Love or hate it, Zero Dark Thirty is one of the year’s most discussable films. Less than two full years after it happened in May 2011, Director Kathryn Bigelow and writer Mark Boal have already immortalized the assassination of Osama Bin Laden in film (I mean digital). This incredibly rapid turnover from real life events to movie dramatization provides for a rather bizarre viewing experience that makes it impossible to watch the film simply as a piece of art. One’s enjoyment of the movie is constantly interrupted by a nagging voice going: Is that what really happened? Is that what she was really like? The she, in this case, is Maya (Jessica Chastain), the film’s representation of the CIA Officer known only as “Jen” who played a key role in the decade long manhunt for Bin Laden. Chastain plays Jen as a fiery, cocky heroine who’s as smart as she is brash. She’s entertaining to watch but sometimes feels a little bit too Hollywood. For example, did the real life “Jen,” in answer to the CIA director’s question “Who are you?” reply: “I’m the mother fucker that found the guy”? It’s a funny line for something meant as entertainment, but Zero Dark Thirty isn’t just that. Given our nation’s closeness with the subject matter it can’t be.

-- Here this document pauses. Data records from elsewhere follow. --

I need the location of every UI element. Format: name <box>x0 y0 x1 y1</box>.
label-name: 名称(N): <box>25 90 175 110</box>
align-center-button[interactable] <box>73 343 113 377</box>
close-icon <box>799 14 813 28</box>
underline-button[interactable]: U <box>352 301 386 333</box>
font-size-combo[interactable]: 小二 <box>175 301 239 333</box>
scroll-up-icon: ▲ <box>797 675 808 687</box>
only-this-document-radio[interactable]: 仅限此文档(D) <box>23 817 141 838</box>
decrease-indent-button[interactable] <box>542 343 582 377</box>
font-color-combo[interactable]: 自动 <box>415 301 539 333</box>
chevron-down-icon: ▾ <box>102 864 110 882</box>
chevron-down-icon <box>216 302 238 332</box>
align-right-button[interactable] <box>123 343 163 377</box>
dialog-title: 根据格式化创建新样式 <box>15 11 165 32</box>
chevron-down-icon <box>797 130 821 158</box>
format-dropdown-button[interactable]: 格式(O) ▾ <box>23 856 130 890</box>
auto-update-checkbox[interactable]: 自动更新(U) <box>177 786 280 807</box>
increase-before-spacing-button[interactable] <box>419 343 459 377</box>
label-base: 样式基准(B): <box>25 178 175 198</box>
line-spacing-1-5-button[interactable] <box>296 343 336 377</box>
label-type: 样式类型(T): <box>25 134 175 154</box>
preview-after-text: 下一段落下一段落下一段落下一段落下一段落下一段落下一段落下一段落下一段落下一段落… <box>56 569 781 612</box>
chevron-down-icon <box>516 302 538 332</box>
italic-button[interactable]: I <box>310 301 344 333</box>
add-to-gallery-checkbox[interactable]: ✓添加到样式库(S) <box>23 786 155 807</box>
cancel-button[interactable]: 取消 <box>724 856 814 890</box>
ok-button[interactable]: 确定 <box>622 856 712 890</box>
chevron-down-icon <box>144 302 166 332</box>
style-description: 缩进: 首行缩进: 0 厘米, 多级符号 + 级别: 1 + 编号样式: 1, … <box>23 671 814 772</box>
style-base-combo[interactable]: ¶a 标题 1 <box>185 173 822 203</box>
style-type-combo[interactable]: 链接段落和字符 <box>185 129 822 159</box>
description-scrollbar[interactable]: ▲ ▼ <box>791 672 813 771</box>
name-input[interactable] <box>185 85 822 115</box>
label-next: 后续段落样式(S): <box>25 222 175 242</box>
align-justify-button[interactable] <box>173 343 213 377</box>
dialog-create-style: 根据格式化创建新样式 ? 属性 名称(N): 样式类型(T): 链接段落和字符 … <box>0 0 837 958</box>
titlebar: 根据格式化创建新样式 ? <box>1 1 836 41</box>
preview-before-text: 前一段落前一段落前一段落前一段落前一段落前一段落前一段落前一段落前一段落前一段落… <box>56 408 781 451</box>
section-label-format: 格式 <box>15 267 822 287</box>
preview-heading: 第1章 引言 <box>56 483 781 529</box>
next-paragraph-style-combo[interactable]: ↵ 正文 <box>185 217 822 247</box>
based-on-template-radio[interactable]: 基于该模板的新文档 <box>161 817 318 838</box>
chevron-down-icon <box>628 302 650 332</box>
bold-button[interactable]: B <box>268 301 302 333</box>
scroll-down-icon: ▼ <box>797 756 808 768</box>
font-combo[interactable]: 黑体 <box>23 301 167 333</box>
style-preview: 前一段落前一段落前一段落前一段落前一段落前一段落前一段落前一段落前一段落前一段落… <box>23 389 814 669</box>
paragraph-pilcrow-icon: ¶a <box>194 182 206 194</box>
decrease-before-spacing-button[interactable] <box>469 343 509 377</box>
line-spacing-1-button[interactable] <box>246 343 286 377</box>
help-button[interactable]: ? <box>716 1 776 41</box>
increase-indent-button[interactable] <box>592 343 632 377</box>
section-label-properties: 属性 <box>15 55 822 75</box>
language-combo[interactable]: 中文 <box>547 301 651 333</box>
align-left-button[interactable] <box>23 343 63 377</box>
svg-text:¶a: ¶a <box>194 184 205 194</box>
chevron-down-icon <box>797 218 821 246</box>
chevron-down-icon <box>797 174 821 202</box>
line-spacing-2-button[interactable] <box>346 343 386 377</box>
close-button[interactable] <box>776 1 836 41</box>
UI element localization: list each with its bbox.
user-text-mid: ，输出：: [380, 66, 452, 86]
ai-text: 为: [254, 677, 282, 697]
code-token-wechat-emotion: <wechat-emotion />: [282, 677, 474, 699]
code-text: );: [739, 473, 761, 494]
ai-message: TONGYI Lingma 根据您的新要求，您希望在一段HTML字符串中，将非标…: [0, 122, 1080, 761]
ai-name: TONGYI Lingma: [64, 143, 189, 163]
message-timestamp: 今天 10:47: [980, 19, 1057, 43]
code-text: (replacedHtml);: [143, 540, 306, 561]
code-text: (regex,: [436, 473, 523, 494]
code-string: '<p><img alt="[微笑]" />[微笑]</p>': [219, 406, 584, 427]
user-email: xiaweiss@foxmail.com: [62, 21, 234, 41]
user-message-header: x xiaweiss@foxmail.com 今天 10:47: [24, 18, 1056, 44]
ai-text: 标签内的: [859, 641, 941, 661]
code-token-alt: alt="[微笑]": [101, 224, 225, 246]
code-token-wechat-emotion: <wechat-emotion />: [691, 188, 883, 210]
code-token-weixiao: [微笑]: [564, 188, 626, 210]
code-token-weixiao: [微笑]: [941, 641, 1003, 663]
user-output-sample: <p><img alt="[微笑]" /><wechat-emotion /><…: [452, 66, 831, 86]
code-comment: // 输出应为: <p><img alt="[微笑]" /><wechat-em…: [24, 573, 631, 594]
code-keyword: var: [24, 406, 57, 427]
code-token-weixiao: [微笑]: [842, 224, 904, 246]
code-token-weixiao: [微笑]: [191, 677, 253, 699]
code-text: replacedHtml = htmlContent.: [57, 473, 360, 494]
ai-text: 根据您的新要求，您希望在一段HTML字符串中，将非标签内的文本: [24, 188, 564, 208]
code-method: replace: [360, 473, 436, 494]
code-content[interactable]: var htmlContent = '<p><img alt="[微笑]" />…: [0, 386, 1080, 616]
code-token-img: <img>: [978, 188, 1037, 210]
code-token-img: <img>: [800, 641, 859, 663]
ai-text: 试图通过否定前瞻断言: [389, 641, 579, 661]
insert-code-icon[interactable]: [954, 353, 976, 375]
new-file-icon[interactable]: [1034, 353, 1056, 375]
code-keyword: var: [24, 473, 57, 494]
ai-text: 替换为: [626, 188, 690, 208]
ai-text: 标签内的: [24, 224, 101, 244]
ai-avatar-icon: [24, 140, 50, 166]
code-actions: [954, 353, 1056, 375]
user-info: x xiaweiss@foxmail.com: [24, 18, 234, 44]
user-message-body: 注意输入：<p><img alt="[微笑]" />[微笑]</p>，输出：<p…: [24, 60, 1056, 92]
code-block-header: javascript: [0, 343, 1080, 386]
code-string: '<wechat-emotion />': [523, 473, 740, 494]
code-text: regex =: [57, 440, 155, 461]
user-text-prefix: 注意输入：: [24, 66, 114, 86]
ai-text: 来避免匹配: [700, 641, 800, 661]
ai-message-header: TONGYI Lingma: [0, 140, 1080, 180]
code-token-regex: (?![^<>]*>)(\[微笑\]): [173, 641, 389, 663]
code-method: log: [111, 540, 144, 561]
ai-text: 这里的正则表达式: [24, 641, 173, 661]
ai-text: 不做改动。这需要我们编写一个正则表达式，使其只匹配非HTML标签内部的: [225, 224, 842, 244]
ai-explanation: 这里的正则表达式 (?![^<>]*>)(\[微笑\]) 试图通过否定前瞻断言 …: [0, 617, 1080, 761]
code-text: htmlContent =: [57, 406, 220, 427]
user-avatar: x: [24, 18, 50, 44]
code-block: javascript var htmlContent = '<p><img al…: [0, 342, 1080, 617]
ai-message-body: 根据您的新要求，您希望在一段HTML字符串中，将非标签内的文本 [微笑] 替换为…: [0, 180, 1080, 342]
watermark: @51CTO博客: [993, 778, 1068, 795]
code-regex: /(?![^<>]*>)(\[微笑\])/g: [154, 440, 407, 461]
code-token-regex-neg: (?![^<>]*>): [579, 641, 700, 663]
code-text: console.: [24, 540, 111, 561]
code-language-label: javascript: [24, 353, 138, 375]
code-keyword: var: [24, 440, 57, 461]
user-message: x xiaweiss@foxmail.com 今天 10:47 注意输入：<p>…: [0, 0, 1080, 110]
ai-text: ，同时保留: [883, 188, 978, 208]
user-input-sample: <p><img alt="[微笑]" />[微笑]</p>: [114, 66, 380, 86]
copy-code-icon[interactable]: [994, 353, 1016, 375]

Which begs the question what do the writer director team want it to be? Catharsis? Perhaps the same kind that sent many Americans dancing in the streets and setting off fireworks when the news of Bin Laden’s death first broke? Thinking of this as the lights dimmed and the reel began to roll, I wondered what the reaction in the theatre would be when they finally showed the Navy Seals killing him. Applause? Cheering? In the end it was neither, but that’s not to say it won’t be in other theatres.
And how will this film play with future generations? Bin Laden as a villain is mostly absent from the plot and the story instead relies on the fact that viewers will have prior knowledge of the events. Instead of showing the atrocities of 9/11 in depth, Bigelow opens the movie in darkness. For one minute the audience sits in blackness, captivated as sound bytes of terrified 9-1-1 calls and frightened news reports fill the theatre. Using bits and pieces without focusing on any one thing specifically, Bigelow calls upon the audience’s own memories to create the pathos, and refrains from turning tragedy into entertainment. It’s incredibly moving and tastefully done, but will it work for those who didn’t live through 9/11? What about those born thirty years from now who see the film nearly half a century after the story it tells came to pass? How will they experience this movie? No doubt they will be taught from a young age the horrible things Osama Bin Laden did, yet it is unlikely that the film will give them such catharsis and I wonder if they will be left confused as to why there was so much fuss about killing someone who was barely in the movie at all.
Quandaries aside, the film itself it pretty good. You might even say great if you’re the kind of person who loved The Hurt Locker (2008), but I didn’t so I won’t. Director Kathryn Bigelow certainly knows the fine points of drama, though, and she extends seemingly simple scenes into hair-raising madness. The final scene when the Seals go in to get Bin Laden is superb. Everyone knows how it ends yet you can’t help but be in the edge of your seat for it, wondering how everything’s going to turn out. In other scenes Bigelow’s camera is unflinching in showing the reality of the world it occupies. She humanizes a tortured prisoner while keeping in mind the things that said victim has done to put himself in the situation and throughout the whole process the camera keeps a keen gaze on the act itself. It isn’t pretty.
Despite how well made it is the whole movie suffers from existing too soon. While The Hurt Locker was able to comment upon the times simply Zero Dark Thirty feels like it is the times, and thus feels unfinished. The story they’re telling is so current that we cannot yet say what the results have been. Where most historical dramas end with some text about what the results of the story were, Zero Dark Thirty has nothing. True the characters succeed in their goal of finding and eliminating Bin Laden but as to crippling Al Queda and making the world a safer place? Only time will tell.